An overview of the study design. Each condition consisted of 9 ambulatory days (grey shading) and a subsequent 21-h laboratory measurement starting in the evening of day 9 (blue shading). The timing of caffeine or placebo intake is indicated by capsules (blue: caffeine, transparent: placebo), the timing of saliva collection to measure caffeine and paraxanthine levels is indicated by drops. Top: Caffeine condition. Caffeine capsules (150 mg caffeine) × 3 times/ day (at 45 min, 4 h, and 8 h after waking up) were administered throughout the 10 days. Saliva was collected repeatedly during the laboratory stay from right before the first capsule until 12 h after the latest caffeine intake. The MRI scan (grey bar) took place at 5.5 h after the latest caffeine intake.

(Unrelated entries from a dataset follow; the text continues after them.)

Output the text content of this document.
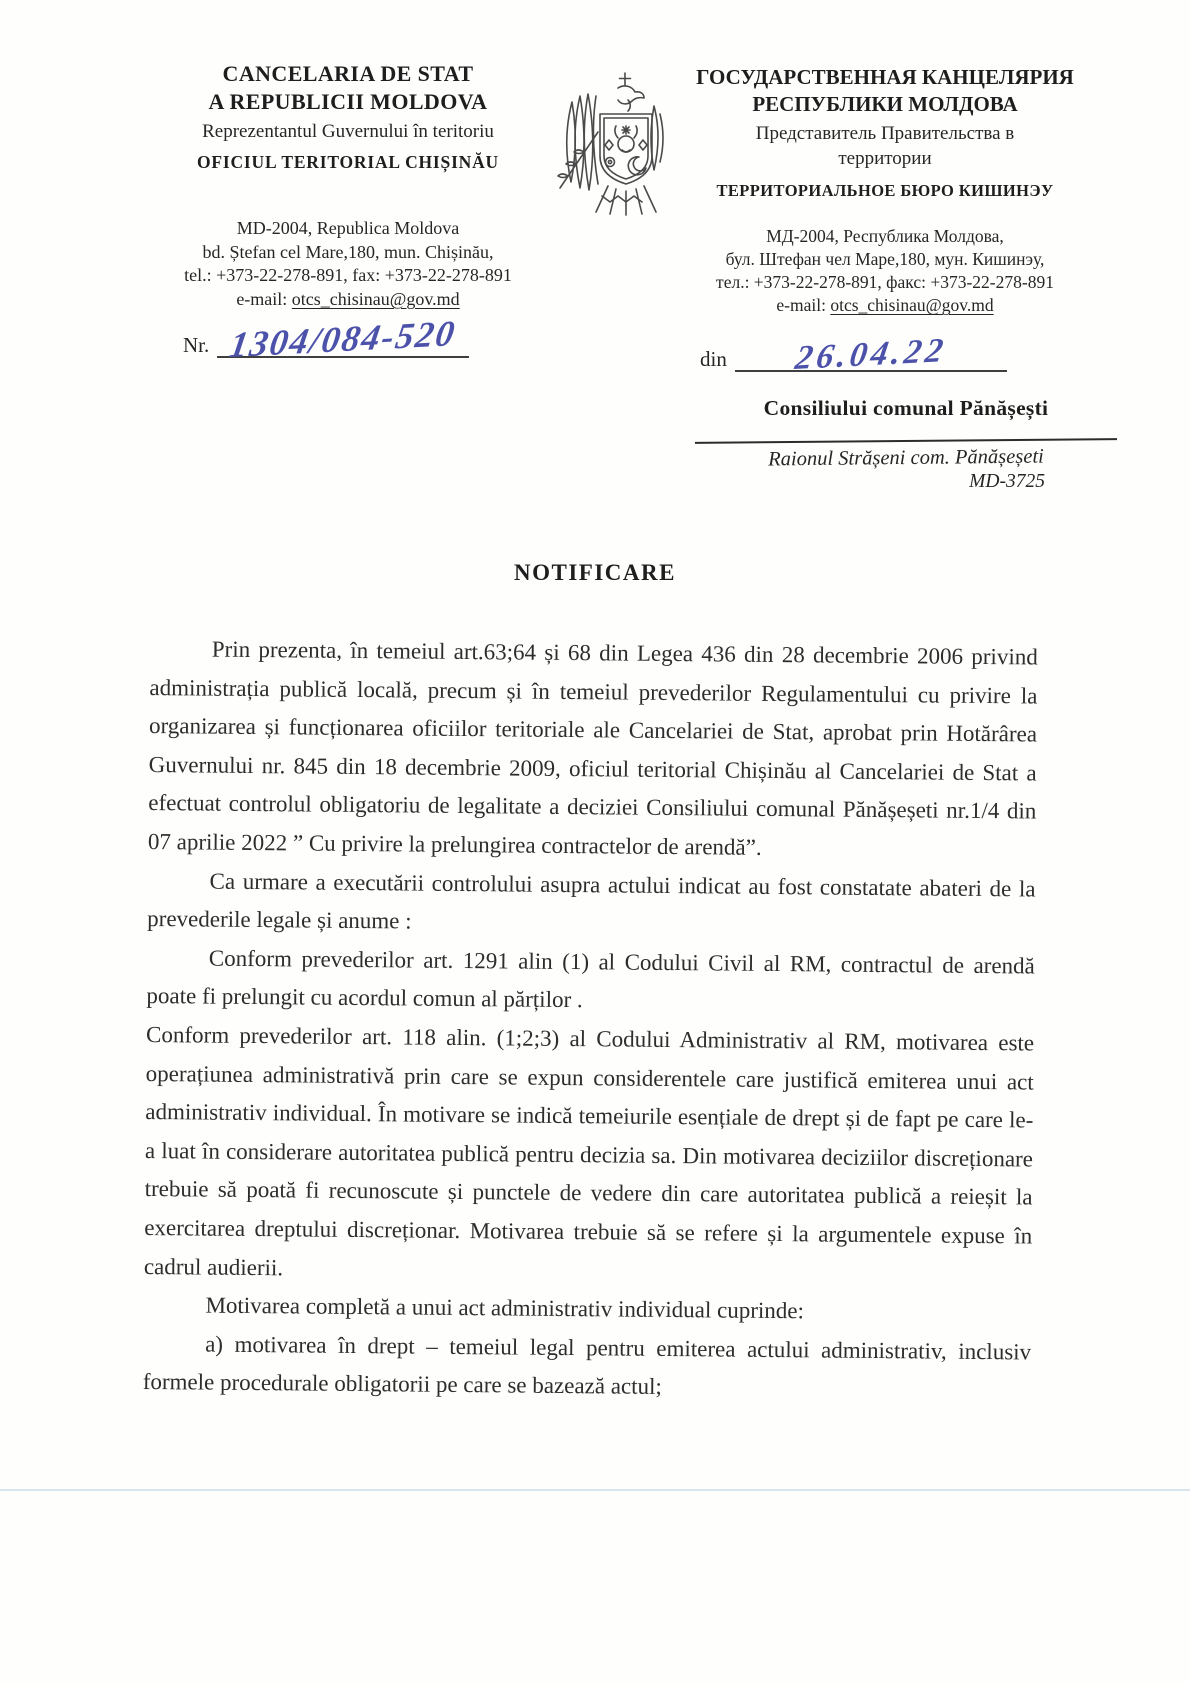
CANCELARIA DE STAT
A REPUBLICII MOLDOVA
Reprezentantul Guvernului în teritoriu
OFICIUL TERITORIAL CHIȘINĂU
MD-2004, Republica Moldova
bd. Ștefan cel Mare,180, mun. Chișinău,
tel.: +373-22-278-891, fax: +373-22-278-891
e-mail: otcs_chisinau@gov.md
ГОСУДАРСТВЕННАЯ КАНЦЕЛЯРИЯ
РЕСПУБЛИКИ МОЛДОВА
Представитель Правительства в территории
ТЕРРИТОРИАЛЬНОЕ БЮРО КИШИНЭУ
МД-2004, Республика Молдова,
бул. Штефан чел Маре,180, мун. Кишинэу,
тел.: +373-22-278-891, факс: +373-22-278-891
e-mail: otcs_chisinau@gov.md
Nr. 1304/084-520	din 26.04.22
Consiliului comunal Pănășești
Raionul Strășeni com. Pănășeșeti
MD-3725
NOTIFICARE

Prin prezenta, în temeiul art.63;64 și 68 din Legea 436 din 28 decembrie 2006 privind administrația publică locală, precum și în temeiul prevederilor Regulamentului cu privire la organizarea și funcționarea oficiilor teritoriale ale Cancelariei de Stat, aprobat prin Hotărârea Guvernului nr. 845 din 18 decembrie 2009, oficiul teritorial Chișinău al Cancelariei de Stat a efectuat controlul obligatoriu de legalitate a deciziei Consiliului comunal Pănășeșeti nr.1/4 din 07 aprilie 2022 ” Cu privire la prelungirea contractelor de arendă”.

Ca urmare a executării controlului asupra actului indicat au fost constatate abateri de la prevederile legale și anume :

Conform prevederilor art. 1291 alin (1) al Codului Civil al RM, contractul de arendă poate fi prelungit cu acordul comun al părților .

Conform prevederilor art. 118 alin. (1;2;3) al Codului Administrativ al RM, motivarea este operațiunea administrativă prin care se expun considerentele care justifică emiterea unui act administrativ individual. În motivare se indică temeiurile esențiale de drept și de fapt pe care le-a luat în considerare autoritatea publică pentru decizia sa. Din motivarea deciziilor discreționare trebuie să poată fi recunoscute și punctele de vedere din care autoritatea publică a reieșit la exercitarea dreptului discreționar. Motivarea trebuie să se refere și la argumentele expuse în cadrul audierii.

Motivarea completă a unui act administrativ individual cuprinde:

a) motivarea în drept – temeiul legal pentru emiterea actului administrativ, inclusiv formele procedurale obligatorii pe care se bazează actul;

Middle: Acute caffeine deprivation. Caffeine capsules (150 mg caffeine) × 3 times/ day was administered for 8 days, followed by a switch to placebo capsules on day 9. Saliva was collected between 24 and 43 h after the latest caffeine intake. The MRI scan was scheduled at 36.5 h after the latest caffeine intake, a time window when strong withdrawal symptoms are often expressed (25). Bottom: Placebo condition. Placebo capsules (150 mg mannitol) × 3 times/ day were administered throughout the ambulatory and laboratory days. Saliva was collected at baseline through the entire laboratory phase at the corresponding time points as in the other two conditions. The MRI scan was scheduled at the same time of day as in the other two conditions.